Am Abend des 22. März 2024 stürmten mehrere bewaffnete Männer die Crocus City Hall, eine Konzerthalle in Krasnogorsk nahe der russischen Hauptstadt. Sie eröffneten das Feuer auf die Konzertbesucher und setzten das Gebäude in Brand. Dabei wurden nach jüngsten Angaben mindestens 143 getötet.
Wenige Stunden nach der Tat bekannte sich der sogenannte „Islamische Staat“ (IS), den Russland in Syrien bekämpft und der auch im russischen Kaukasus aktiv ist, zu dem Anschlag. Ein Video, das offenbar von den Bewaffneten in der Lobby des Konzertsaals gefilmt wurde, wurde nach Angaben des Nachrichtendienstes SITE auch auf Social-Media-Konten des IS veröffentlicht.

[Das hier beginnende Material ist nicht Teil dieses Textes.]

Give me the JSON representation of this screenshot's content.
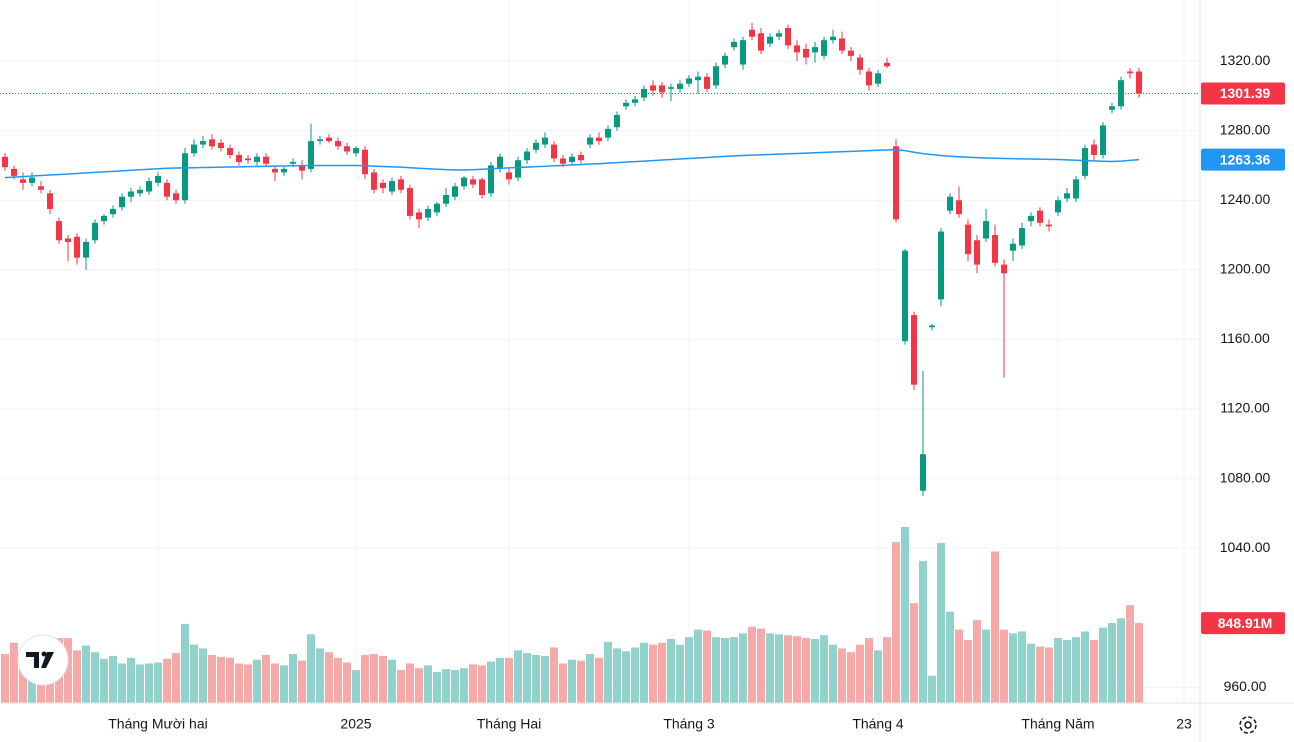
{
  "chart_data": {
    "type": "candlestick",
    "up_color": "#089981",
    "down_color": "#f23645",
    "candles": [
      [
        1265,
        1267,
        1257,
        1259
      ],
      [
        1258,
        1260,
        1252,
        1254
      ],
      [
        1252,
        1256,
        1246,
        1250
      ],
      [
        1250,
        1256,
        1248,
        1253
      ],
      [
        1248,
        1251,
        1244,
        1246
      ],
      [
        1244,
        1246,
        1232,
        1235
      ],
      [
        1228,
        1230,
        1215,
        1217
      ],
      [
        1218,
        1220,
        1205,
        1216
      ],
      [
        1219,
        1221,
        1203,
        1207
      ],
      [
        1207,
        1218,
        1200,
        1216
      ],
      [
        1217,
        1229,
        1215,
        1227
      ],
      [
        1228,
        1232,
        1226,
        1231
      ],
      [
        1232,
        1237,
        1230,
        1235
      ],
      [
        1236,
        1244,
        1234,
        1242
      ],
      [
        1242,
        1247,
        1239,
        1245
      ],
      [
        1244,
        1248,
        1242,
        1246
      ],
      [
        1245,
        1253,
        1243,
        1251
      ],
      [
        1250,
        1256,
        1248,
        1254
      ],
      [
        1250,
        1252,
        1240,
        1242
      ],
      [
        1244,
        1246,
        1238,
        1240
      ],
      [
        1240,
        1270,
        1238,
        1267
      ],
      [
        1267,
        1275,
        1265,
        1272
      ],
      [
        1272,
        1277,
        1270,
        1274
      ],
      [
        1275,
        1278,
        1269,
        1271
      ],
      [
        1273,
        1275,
        1268,
        1270
      ],
      [
        1270,
        1272,
        1264,
        1266
      ],
      [
        1266,
        1268,
        1260,
        1262
      ],
      [
        1264,
        1266,
        1261,
        1263
      ],
      [
        1262,
        1267,
        1260,
        1265
      ],
      [
        1265,
        1267,
        1259,
        1261
      ],
      [
        1258,
        1260,
        1251,
        1256
      ],
      [
        1256,
        1259,
        1254,
        1258
      ],
      [
        1261,
        1264,
        1259,
        1262
      ],
      [
        1260,
        1263,
        1252,
        1257
      ],
      [
        1258,
        1284,
        1256,
        1274
      ],
      [
        1274,
        1277,
        1272,
        1275
      ],
      [
        1276,
        1278,
        1273,
        1274
      ],
      [
        1274,
        1276,
        1269,
        1271
      ],
      [
        1271,
        1273,
        1266,
        1268
      ],
      [
        1267,
        1271,
        1265,
        1270
      ],
      [
        1269,
        1271,
        1252,
        1255
      ],
      [
        1256,
        1258,
        1244,
        1246
      ],
      [
        1250,
        1252,
        1244,
        1247
      ],
      [
        1245,
        1253,
        1243,
        1251
      ],
      [
        1252,
        1254,
        1244,
        1246
      ],
      [
        1247,
        1249,
        1229,
        1231
      ],
      [
        1233,
        1235,
        1224,
        1229
      ],
      [
        1230,
        1237,
        1228,
        1235
      ],
      [
        1233,
        1239,
        1231,
        1238
      ],
      [
        1238,
        1247,
        1236,
        1243
      ],
      [
        1242,
        1250,
        1240,
        1248
      ],
      [
        1248,
        1254,
        1246,
        1253
      ],
      [
        1252,
        1254,
        1247,
        1249
      ],
      [
        1252,
        1253,
        1241,
        1243
      ],
      [
        1244,
        1262,
        1242,
        1260
      ],
      [
        1258,
        1267,
        1256,
        1265
      ],
      [
        1256,
        1258,
        1249,
        1252
      ],
      [
        1253,
        1265,
        1251,
        1263
      ],
      [
        1263,
        1270,
        1261,
        1268
      ],
      [
        1269,
        1275,
        1267,
        1273
      ],
      [
        1272,
        1279,
        1270,
        1276
      ],
      [
        1272,
        1274,
        1262,
        1264
      ],
      [
        1264,
        1266,
        1259,
        1261
      ],
      [
        1262,
        1267,
        1260,
        1265
      ],
      [
        1266,
        1268,
        1261,
        1263
      ],
      [
        1272,
        1278,
        1270,
        1276
      ],
      [
        1276,
        1279,
        1272,
        1274
      ],
      [
        1276,
        1283,
        1274,
        1281
      ],
      [
        1282,
        1291,
        1280,
        1289
      ],
      [
        1294,
        1298,
        1292,
        1296
      ],
      [
        1296,
        1300,
        1294,
        1298
      ],
      [
        1299,
        1306,
        1297,
        1304
      ],
      [
        1306,
        1309,
        1300,
        1303
      ],
      [
        1306,
        1308,
        1299,
        1302
      ],
      [
        1304,
        1307,
        1297,
        1305
      ],
      [
        1304,
        1309,
        1302,
        1307
      ],
      [
        1307,
        1312,
        1305,
        1310
      ],
      [
        1309,
        1314,
        1301,
        1311
      ],
      [
        1311,
        1313,
        1302,
        1304
      ],
      [
        1306,
        1319,
        1304,
        1317
      ],
      [
        1318,
        1325,
        1316,
        1323
      ],
      [
        1328,
        1333,
        1326,
        1331
      ],
      [
        1318,
        1334,
        1315,
        1332
      ],
      [
        1338,
        1342,
        1332,
        1334
      ],
      [
        1336,
        1339,
        1324,
        1326
      ],
      [
        1330,
        1336,
        1328,
        1334
      ],
      [
        1334,
        1338,
        1332,
        1336
      ],
      [
        1339,
        1341,
        1327,
        1329
      ],
      [
        1329,
        1332,
        1320,
        1325
      ],
      [
        1327,
        1330,
        1318,
        1322
      ],
      [
        1325,
        1331,
        1319,
        1328
      ],
      [
        1323,
        1334,
        1321,
        1332
      ],
      [
        1332,
        1338,
        1330,
        1334
      ],
      [
        1333,
        1337,
        1324,
        1326
      ],
      [
        1326,
        1328,
        1320,
        1323
      ],
      [
        1322,
        1324,
        1312,
        1315
      ],
      [
        1314,
        1316,
        1303,
        1306
      ],
      [
        1307,
        1315,
        1305,
        1313
      ],
      [
        1319,
        1322,
        1316,
        1317
      ],
      [
        1271,
        1275,
        1227,
        1229
      ],
      [
        1159,
        1212,
        1157,
        1211
      ],
      [
        1174,
        1176,
        1131,
        1134
      ],
      [
        1073,
        1142,
        1070,
        1094
      ],
      [
        1167,
        1169,
        1165,
        1168
      ],
      [
        1183,
        1224,
        1179,
        1222
      ],
      [
        1234,
        1244,
        1232,
        1242
      ],
      [
        1240,
        1248,
        1230,
        1232
      ],
      [
        1226,
        1229,
        1205,
        1209
      ],
      [
        1217,
        1220,
        1198,
        1203
      ],
      [
        1218,
        1235,
        1216,
        1228
      ],
      [
        1220,
        1226,
        1202,
        1204
      ],
      [
        1203,
        1206,
        1138,
        1198
      ],
      [
        1211,
        1218,
        1205,
        1215
      ],
      [
        1214,
        1227,
        1212,
        1224
      ],
      [
        1228,
        1233,
        1225,
        1231
      ],
      [
        1234,
        1236,
        1225,
        1227
      ],
      [
        1226,
        1229,
        1222,
        1225
      ],
      [
        1233,
        1242,
        1231,
        1240
      ],
      [
        1241,
        1247,
        1239,
        1244
      ],
      [
        1241,
        1254,
        1239,
        1252
      ],
      [
        1254,
        1272,
        1252,
        1270
      ],
      [
        1272,
        1275,
        1263,
        1266
      ],
      [
        1266,
        1285,
        1264,
        1283
      ],
      [
        1292,
        1296,
        1290,
        1294
      ],
      [
        1294,
        1311,
        1292,
        1309
      ],
      [
        1314,
        1316,
        1310,
        1313
      ],
      [
        1314,
        1316,
        1299,
        1301.39
      ]
    ],
    "ma": {
      "color": "#2196f3",
      "values": [
        1253.0,
        1253.3,
        1253.6,
        1253.9,
        1254.2,
        1254.5,
        1254.8,
        1255.1,
        1255.4,
        1255.7,
        1256.0,
        1256.3,
        1256.6,
        1256.9,
        1257.2,
        1257.5,
        1257.8,
        1258.1,
        1258.4,
        1258.5,
        1258.6,
        1258.7,
        1258.8,
        1258.9,
        1259.0,
        1259.1,
        1259.2,
        1259.3,
        1259.4,
        1259.5,
        1259.6,
        1259.7,
        1259.8,
        1259.9,
        1260.0,
        1260.0,
        1260.0,
        1260.0,
        1260.0,
        1260.0,
        1259.8,
        1259.6,
        1259.4,
        1259.2,
        1259.0,
        1258.7,
        1258.4,
        1258.1,
        1257.8,
        1257.6,
        1257.4,
        1257.4,
        1257.5,
        1257.8,
        1258.1,
        1258.4,
        1258.6,
        1258.8,
        1259.0,
        1259.3,
        1259.5,
        1259.8,
        1260.0,
        1260.3,
        1260.5,
        1260.8,
        1261.0,
        1261.3,
        1261.6,
        1261.9,
        1262.2,
        1262.5,
        1262.8,
        1263.1,
        1263.4,
        1263.7,
        1264.0,
        1264.3,
        1264.6,
        1264.9,
        1265.2,
        1265.5,
        1265.7,
        1265.9,
        1266.1,
        1266.3,
        1266.5,
        1266.7,
        1266.9,
        1267.1,
        1267.3,
        1267.5,
        1267.7,
        1267.9,
        1268.1,
        1268.3,
        1268.5,
        1268.7,
        1268.9,
        1269.0,
        1268.5,
        1267.6,
        1266.8,
        1266.2,
        1265.7,
        1265.3,
        1265.0,
        1264.7,
        1264.5,
        1264.3,
        1264.1,
        1264.0,
        1263.9,
        1263.8,
        1263.7,
        1263.6,
        1263.5,
        1263.4,
        1263.2,
        1263.0,
        1262.8,
        1262.6,
        1262.4,
        1262.3,
        1262.5,
        1262.9,
        1263.36
      ]
    },
    "volume": {
      "up_color": "#92d2cc",
      "down_color": "#f7a9a7",
      "last_label": "848.91M",
      "values": [
        520,
        640,
        560,
        480,
        520,
        620,
        690,
        690,
        560,
        610,
        540,
        470,
        500,
        420,
        480,
        410,
        420,
        430,
        470,
        530,
        840,
        620,
        580,
        510,
        490,
        480,
        420,
        410,
        460,
        510,
        420,
        400,
        520,
        450,
        730,
        580,
        540,
        480,
        430,
        350,
        510,
        520,
        500,
        460,
        350,
        420,
        370,
        400,
        330,
        360,
        350,
        370,
        410,
        400,
        440,
        480,
        480,
        560,
        530,
        510,
        500,
        590,
        420,
        460,
        450,
        520,
        480,
        650,
        580,
        550,
        590,
        640,
        620,
        640,
        680,
        620,
        700,
        780,
        770,
        700,
        690,
        700,
        740,
        810,
        790,
        740,
        730,
        720,
        710,
        690,
        680,
        720,
        620,
        580,
        540,
        620,
        690,
        560,
        700,
        1710,
        1870,
        1060,
        1510,
        290,
        1700,
        970,
        780,
        670,
        880,
        780,
        1610,
        780,
        740,
        760,
        630,
        600,
        590,
        690,
        670,
        700,
        760,
        670,
        800,
        850,
        900,
        1040,
        848.91
      ]
    },
    "ylim": [
      951,
      1355.1
    ],
    "yticks": [
      {
        "value": 960,
        "label": "960.00"
      },
      {
        "value": 1040,
        "label": "1040.00"
      },
      {
        "value": 1080,
        "label": "1080.00"
      },
      {
        "value": 1120,
        "label": "1120.00"
      },
      {
        "value": 1160,
        "label": "1160.00"
      },
      {
        "value": 1200,
        "label": "1200.00"
      },
      {
        "value": 1240,
        "label": "1240.00"
      },
      {
        "value": 1280,
        "label": "1280.00"
      },
      {
        "value": 1320,
        "label": "1320.00"
      }
    ],
    "xticks": [
      {
        "value": 17,
        "label": "Tháng Mười hai"
      },
      {
        "value": 39,
        "label": "2025"
      },
      {
        "value": 56,
        "label": "Tháng Hai"
      },
      {
        "value": 76,
        "label": "Tháng 3"
      },
      {
        "value": 97,
        "label": "Tháng 4"
      },
      {
        "value": 117,
        "label": "Tháng Năm"
      },
      {
        "value": 131,
        "label": "23"
      }
    ],
    "grid": true
  }
}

Am 23. März 2024 sagte der russische Präsident Wladimir Putin, dass die vier Hauptverdächtigen nach der Tat auf der Flucht in die Ukraine gewesen seien, wo für sie „ein Zeitfenster für ihren Grenzübertritt“ vorbereitet worden sei.

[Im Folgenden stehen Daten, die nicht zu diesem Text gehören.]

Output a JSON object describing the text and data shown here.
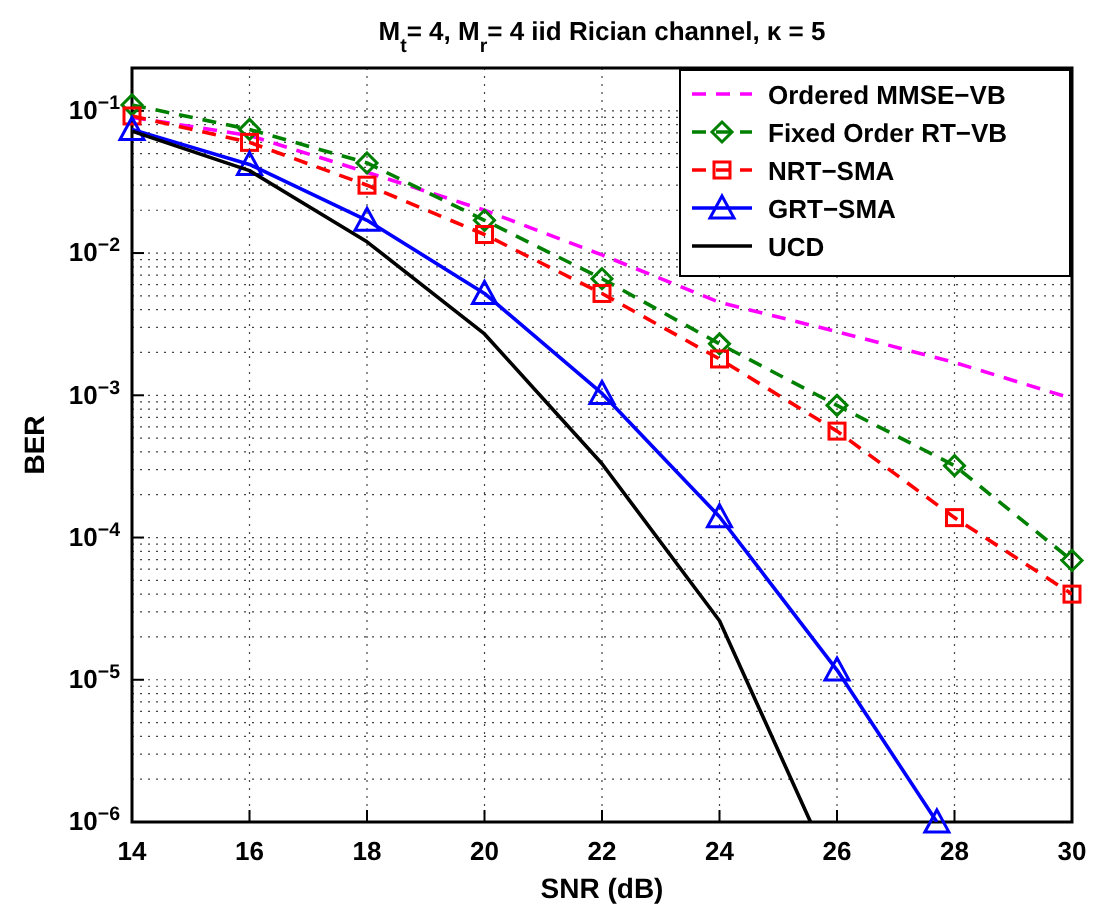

Am 25. März 2024 erklärte Putin zum ersten Mal, dass radikale Islamisten für den Anschlag verantwortlich seien, deutete aber erneut an, dass sie Verbindungen zur Ukraine hätten. „Wir wissen, dass das Verbrechen von radikalen Islamisten begangen wurde, deren Ideologie die islamische Welt selbst seit Jahrhunderten bekämpft“, sagte er im Staatsfernsehen. Laut dem russischen Präsidenten seien jedoch „viele Fragen“ unbeantwortet geblieben, darunter die Frage, warum die Angreifer versuchten, in die Ukraine zu fliehen.

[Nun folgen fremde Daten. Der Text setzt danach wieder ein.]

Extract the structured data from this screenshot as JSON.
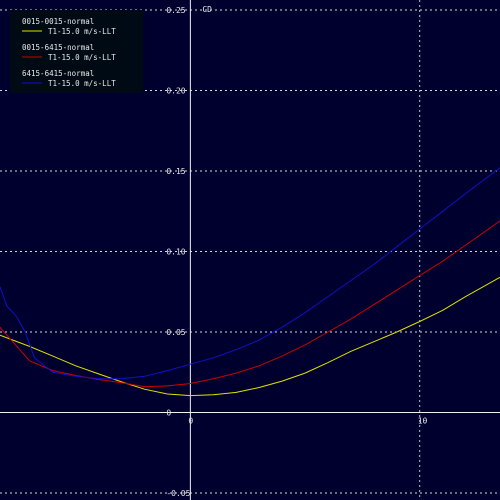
{
  "chart_data": {
    "type": "line",
    "xlabel": "",
    "ylabel": "CD",
    "xlim": [
      -8.3,
      13.5
    ],
    "ylim": [
      -0.05,
      0.25
    ],
    "x_ticks": [
      0,
      10
    ],
    "y_ticks": [
      -0.05,
      0,
      0.05,
      0.1,
      0.15,
      0.2,
      0.25
    ],
    "y_tick_labels": [
      "-0.05",
      "0",
      "0.05",
      "0.10",
      "0.15",
      "0.20",
      "0.25"
    ],
    "x_tick_labels": [
      "0",
      "10"
    ],
    "grid": true,
    "legend_position": "top-left",
    "series": [
      {
        "name": "0015-0015-normal",
        "subname": "T1-15.0 m/s-LLT",
        "color": "#e0e000",
        "x": [
          -8.3,
          -7,
          -6,
          -5,
          -4,
          -3,
          -2,
          -1,
          0,
          1,
          2,
          3,
          4,
          5,
          6,
          7,
          8,
          9,
          10,
          11,
          12,
          13.5
        ],
        "y": [
          0.048,
          0.041,
          0.035,
          0.029,
          0.024,
          0.019,
          0.0145,
          0.0115,
          0.0105,
          0.011,
          0.0125,
          0.0155,
          0.0195,
          0.0245,
          0.031,
          0.038,
          0.044,
          0.05,
          0.0565,
          0.0635,
          0.072,
          0.084
        ]
      },
      {
        "name": "0015-6415-normal",
        "subname": "T1-15.0 m/s-LLT",
        "color": "#cc0000",
        "x": [
          -8.3,
          -8,
          -7.5,
          -7,
          -6,
          -5,
          -4,
          -3,
          -2,
          -1,
          0,
          1,
          2,
          3,
          4,
          5,
          6,
          7,
          8,
          9,
          10,
          11,
          12,
          13.5
        ],
        "y": [
          0.053,
          0.048,
          0.04,
          0.032,
          0.026,
          0.023,
          0.0205,
          0.0185,
          0.016,
          0.0165,
          0.018,
          0.021,
          0.0245,
          0.029,
          0.035,
          0.042,
          0.05,
          0.058,
          0.067,
          0.076,
          0.085,
          0.094,
          0.104,
          0.119
        ]
      },
      {
        "name": "6415-6415-normal",
        "subname": "T1-15.0 m/s-LLT",
        "color": "#1010c8",
        "x": [
          -8.3,
          -8,
          -7.6,
          -7.2,
          -6.8,
          -6,
          -5,
          -4,
          -3,
          -2,
          -1,
          0,
          1,
          2,
          3,
          4,
          5,
          6,
          7,
          8,
          9,
          10,
          11,
          12,
          13.5
        ],
        "y": [
          0.078,
          0.066,
          0.06,
          0.05,
          0.034,
          0.025,
          0.0225,
          0.021,
          0.021,
          0.0225,
          0.026,
          0.03,
          0.034,
          0.039,
          0.045,
          0.053,
          0.062,
          0.072,
          0.082,
          0.092,
          0.103,
          0.114,
          0.125,
          0.136,
          0.152
        ]
      }
    ]
  }
}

Eine Behauptung, die Kiew zurückgewiesen hat. „Die Ukraine hat nicht die geringste Verbindung zu dem Vorfall“, sagte der ukrainische Präsidentenberater Mychailo Podoljak am 23. März 2024.
In diesem Zusammenhang wird in Posts auf Telegram, Facebook und X behauptet: „Anscheinend wurden die Verdächtigen des Anschlags in Moskau identifiziert und sind alle ukrainische Staatsbürger.“ Ähnliche Behauptungen wurden auch in sozialen Medien auf Französisch, Englisch und Griechisch verbreitet. Um die Behauptungen zu untermauern, wurden vier Fotos von ukrainischen Ausweisen geteilt.
Diese Bilder haben jedoch nichts mit dem Anschlag bei Moskau am Freitag, dem 22. März 2024, zu tun.
Angriff auf eine Synagoge
Der erste Ausweis gehört zu Zesar Julij-Galarirogajlalirosr Ilitsch, einem 1991 geborenen Ukrainer. Wie eine umgekehrte Bildersuche zeigt, wurde sein Ausweis im August 2020 im Internet veröffentlicht, nachdem die ukrainische Polizei seine Verhaftung bekannt gegeben hatte.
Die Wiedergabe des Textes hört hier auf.